Student scholars and the philanthropists who support them celebrate shared successes

Scholarships and fellowships empower students to advance their studies and open career pathways in a range of fields.
ByTaline Rumaya

Graduate student Jiyoun Seo vividly remembers the day she first looked through a microscope and saw the lung cancer cells in a patient’s biopsy sample.

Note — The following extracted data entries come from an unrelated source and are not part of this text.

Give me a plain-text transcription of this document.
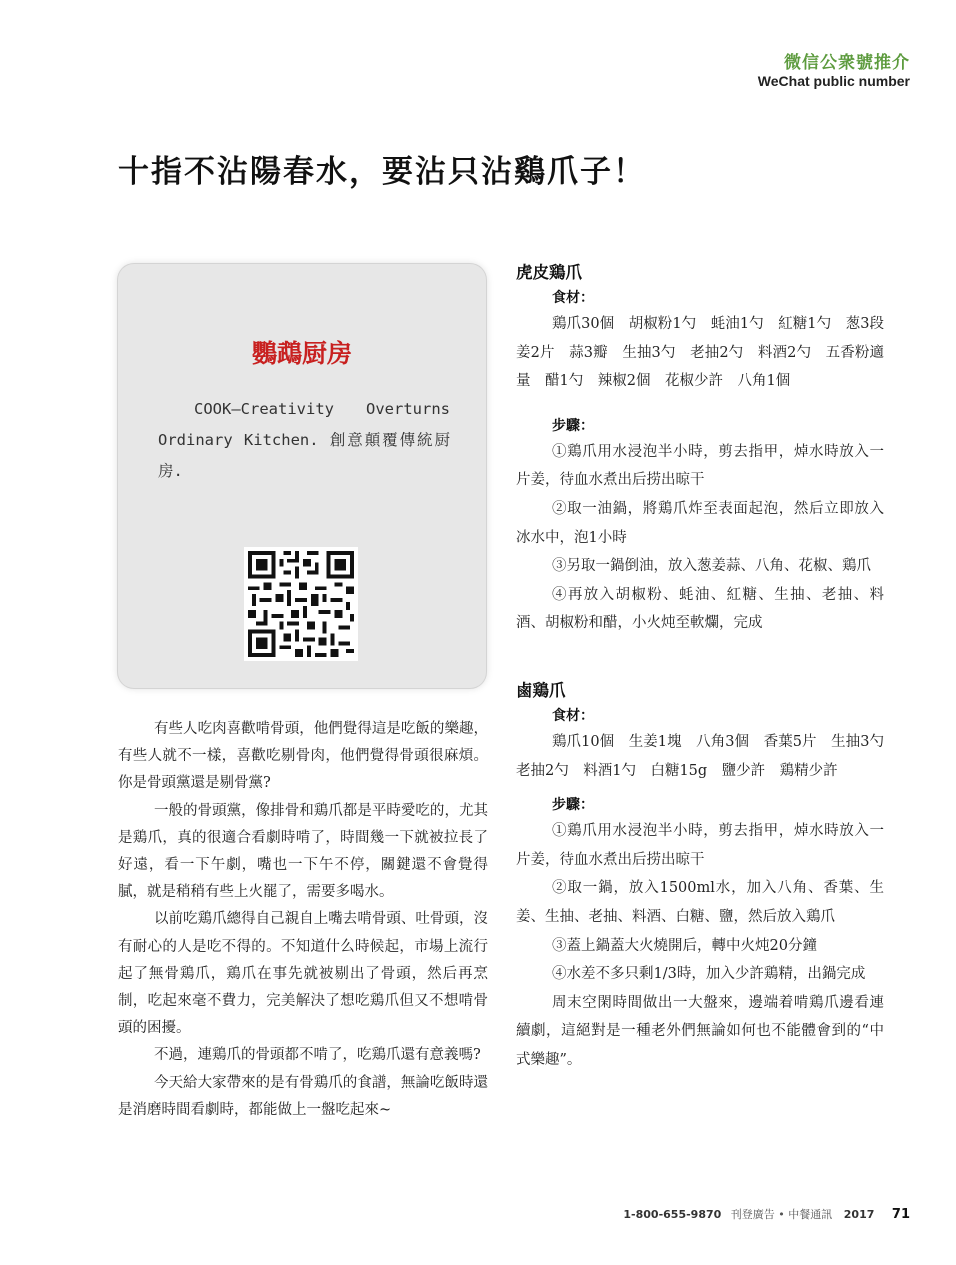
微信公衆號推介
WeChat public number
十指不沾陽春水，要沾只沾鷄爪子！
鸚鵡厨房
COOK—Creativity Overturns Ordinary Kitchen. 創意顛覆傳統厨房.

有些人吃肉喜歡啃骨頭，他們覺得這是吃飯的樂趣，有些人就不一樣，喜歡吃剔骨肉，他們覺得骨頭很麻煩。你是骨頭黨還是剔骨黨?

一般的骨頭黨，像排骨和鶏爪都是平時愛吃的，尤其是鶏爪，真的很適合看劇時啃了，時間幾一下就被拉長了好遠，看一下午劇，嘴也一下午不停，關鍵還不會覺得膩，就是稍稍有些上火罷了，需要多喝水。

以前吃鶏爪總得自己親自上嘴去啃骨頭、吐骨頭，沒有耐心的人是吃不得的。不知道什么時候起，市場上流行起了無骨鶏爪，鶏爪在事先就被剔出了骨頭，然后再烹制，吃起來毫不費力，完美解決了想吃鶏爪但又不想啃骨頭的困擾。

不過，連鶏爪的骨頭都不啃了，吃鶏爪還有意義嗎?

今天給大家帶來的是有骨鶏爪的食譜，無論吃飯時還是消磨時間看劇時，都能做上一盤吃起來~

虎皮鶏爪
食材：

鶏爪30個　胡椒粉1勺　蚝油1勺　紅糖1勺　葱3段　姜2片　蒜3瓣　生抽3勺　老抽2勺　料酒2勺　五香粉適量　醋1勺　辣椒2個　花椒少許　八角1個

步驟：

①鶏爪用水浸泡半小時，剪去指甲，焯水時放入一片姜，待血水煮出后捞出晾干

②取一油鍋，將鶏爪炸至表面起泡，然后立即放入冰水中，泡1小時

③另取一鍋倒油，放入葱姜蒜、八角、花椒、鶏爪

④再放入胡椒粉、蚝油、紅糖、生抽、老抽、料酒、胡椒粉和醋，小火炖至軟爛，完成

鹵鶏爪
食材：

鶏爪10個　生姜1塊　八角3個　香葉5片　生抽3勺　老抽2勺　料酒1勺　白糖15g　鹽少許　鶏精少許

步驟：

①鶏爪用水浸泡半小時，剪去指甲，焯水時放入一片姜，待血水煮出后捞出晾干

②取一鍋，放入1500ml水，加入八角、香葉、生姜、生抽、老抽、料酒、白糖、鹽，然后放入鶏爪

③蓋上鍋蓋大火燒開后，轉中火炖20分鐘

④水差不多只剩1/3時，加入少許鶏精，出鍋完成

周末空閑時間做出一大盤來，邊端着啃鶏爪邊看連續劇，這絕對是一種老外們無論如何也不能體會到的“中式樂趣”。

1-800-655-9870 刊登廣告 • 中餐通訊 2017 71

That critical moment not only captivated her curiosity, it also defined the path of her academic journey.

With the support of the Schlegel Family Endowed Fellowship, Seo is able to pursue her passion for cancer research through a research assistantship at the Convergent Science Institute in Cancer (CSI-Cancer), based at the USC Michelson Center for Convergent Bioscience.

A PhD candidate in computational biology and bioinformatics at the USC Dornsife College of Letters, Arts and Sciences, Seo’s work focuses on detecting and identifying rare cells in lung cancer.

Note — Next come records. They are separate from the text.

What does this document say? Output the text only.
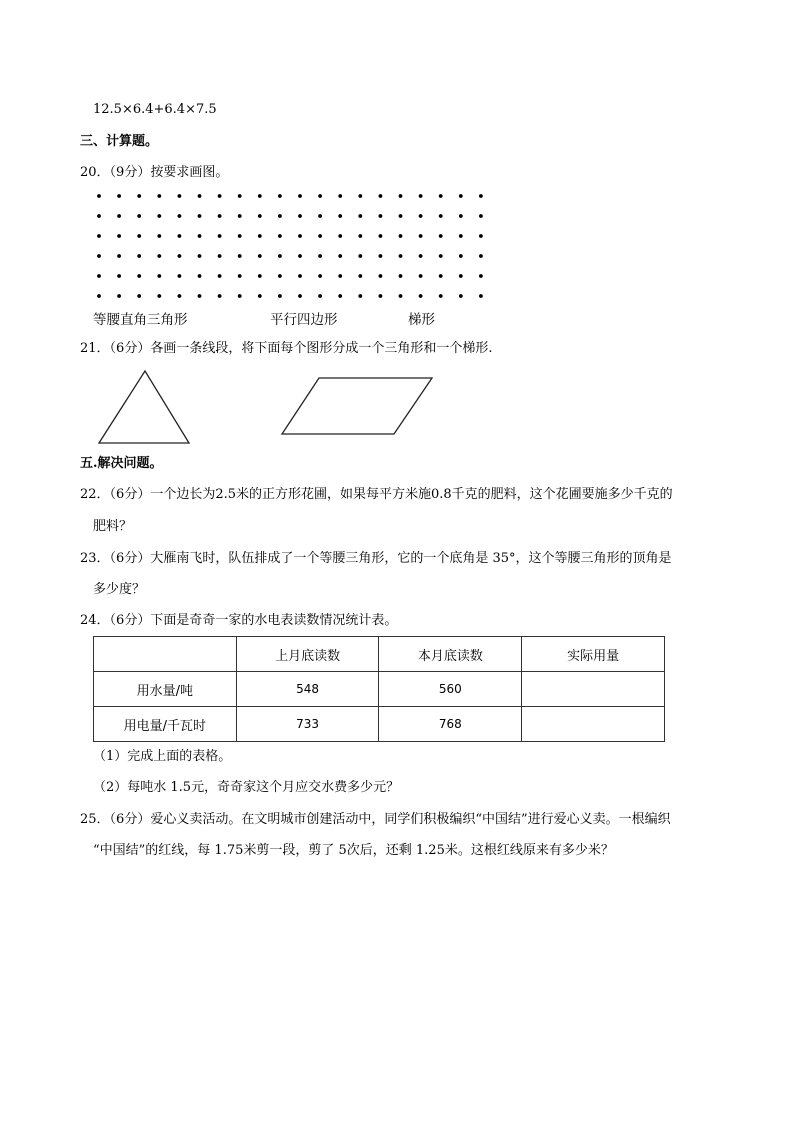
12.5×6.4+6.4×7.5
三、计算题。
20．（9分）按要求画图。
等腰直角三角形	平行四边形	梯形
21．（6分）各画一条线段，将下面每个图形分成一个三角形和一个梯形.
五.解决问题。
22．（6分）一个边长为2.5米的正方形花圃，如果每平方米施0.8千克的肥料，这个花圃要施多少千克的
肥料？
23．（6分）大雁南飞时，队伍排成了一个等腰三角形，它的一个底角是 35°，这个等腰三角形的顶角是
多少度？
24．（6分）下面是奇奇一家的水电表读数情况统计表。
	上月底读数	本月底读数	实际用量
用水量/吨	548	560	
用电量/千瓦时	733	768	
（1）完成上面的表格。
（2）每吨水 1.5元，奇奇家这个月应交水费多少元？
25．（6分）爱心义卖活动。在文明城市创建活动中，同学们积极编织“中国结”进行爱心义卖。一根编织
“中国结”的红线，每 1.75米剪一段，剪了 5次后，还剩 1.25米。这根红线原来有多少米？
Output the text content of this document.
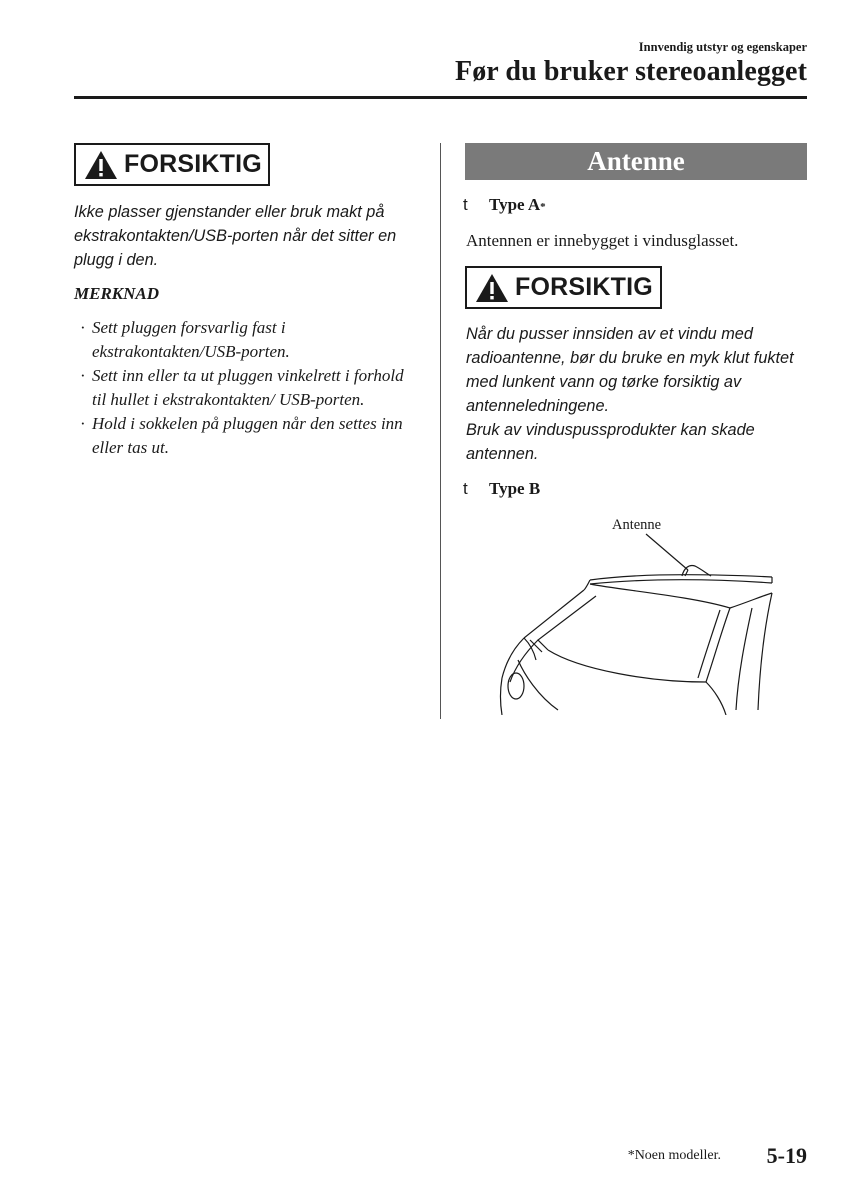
Innvendig utstyr og egenskaper
Før du bruker stereoanlegget
FORSIKTIG
Ikke plasser gjenstander eller bruk makt på ekstrakontakten/USB-porten når det sitter en plugg i den.
MERKNAD
· Sett pluggen forsvarlig fast i ekstrakontakten/USB-porten.
· Sett inn eller ta ut pluggen vinkelrett i forhold til hullet i ekstrakontakten/ USB-porten.
· Hold i sokkelen på pluggen når den settes inn eller tas ut.
Antenne
t	Type A *
Antennen er innebygget i vindusglasset.
FORSIKTIG
Når du pusser innsiden av et vindu med radioantenne, bør du bruke en myk klut fuktet med lunkent vann og tørke forsiktig av antenneledningene.
Bruk av vinduspussprodukter kan skade antennen.
t	Type B
Antenne
*Noen modeller. 5-19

“The support I received from the Schlegel Family Endowed Fellowship has opened doors to invaluable opportunities, including access to state-of-the-art facilities for my research,” Seo says.

Peter Schlegel (2nd from right) established the Schlegel Family Endowed Fellowship to support and broaden students’ experiences at USC.

Physician Peter Schlegel, who established the Schlegel Family Endowed Fellowship, says that while he was looking for ways to support cancer research at USC Dornsife, he felt that investing in talent through academic support is crucial for solving society’s most pressing problems.

“For that individual trainee, fellowship experience is a critical step in their development,” he says. “It allows them to learn by doing and often come up with contributions that can be really important.”

In fact, Schlegel Fellowship recipients contributed to the development of CSI-Cancer’s INTERCEPT, a research program that aims to define the future of early breast cancer detection using a simple blood draw.

Seo’s current work at CSI-Cancer represents a major area of research for the lab: building upon the success of INTERCEPT to explore the potential of liquid biopsy testing for other types of cancer.

Lung cancer is the second-most common cancer and the leading cause of cancer mortality, according to the National Cancer Institute. “But symptoms usually do not appear until the disease has advanced,” Seo says. “My goal is to develop a method that can detect and identify these rare cells in lung cancer at its earliest stages, when it is most treatable, and when patient outcomes can be significantly improved.”

Opening the doors of opportunity

Seo and Schlegel met for the first time at a USC Dornsife scholarship reception on Feb. 1. The event brought together students and donors to celebrate the impact of scholarship.

Guests had the opportunity to hear directly from Seo, senior Connor Castillo and longtime scholarship supporter Adina Savin about how generosity had impacted students’ academic journeys.

“Scholarship support is crucial in allowing students to attend USC, lightening the financial burden on them and their families, and allowing them to focus and engage more in their academic pursuits,” says USC Dornsife Dean Amber D. Miller.

Some opportunities that USC Dornsife scholarship and fellowship recipients participated in over the past year include studying social justice in Africa, setting up health clinics in Vietnam, writing poetry manuscripts about the vast California wilderness, participating in archeological digs in Egypt and compiling data on ocean warming and its impact on microorganisms.

Castillo, an environmental studies major, used funds from the Bauer Family Environmental Endowed Scholarship to conduct research with Zhanghua Chen in USC’s Environmental Health MATTERS program.

“By being selected for this scholarship over the past two years, I had the financial security to participate in this fulfilling experience,” Castillo says, “rather than having to choose a corporate internship that likely would have been less rewarding for me.”

For Schlegel, a professor of urology at Weill Cornell Medicine, supporting scholarships is a way to pay it forward for the help he received on his own journey. “I was very fortunate to be supported by a broad variety of fellowships and scholarships throughout my education from high school to residency training,” he says, “so I recognize the value of that kind of support.”

The value of generosity is not lost on Seo, who feels that fellowships like the one she received not only foster academic excellence but also nurture the next generation of visionaries. “As I stand here today, I am a testament to how such support can impact a student’s educational journey and future career path.”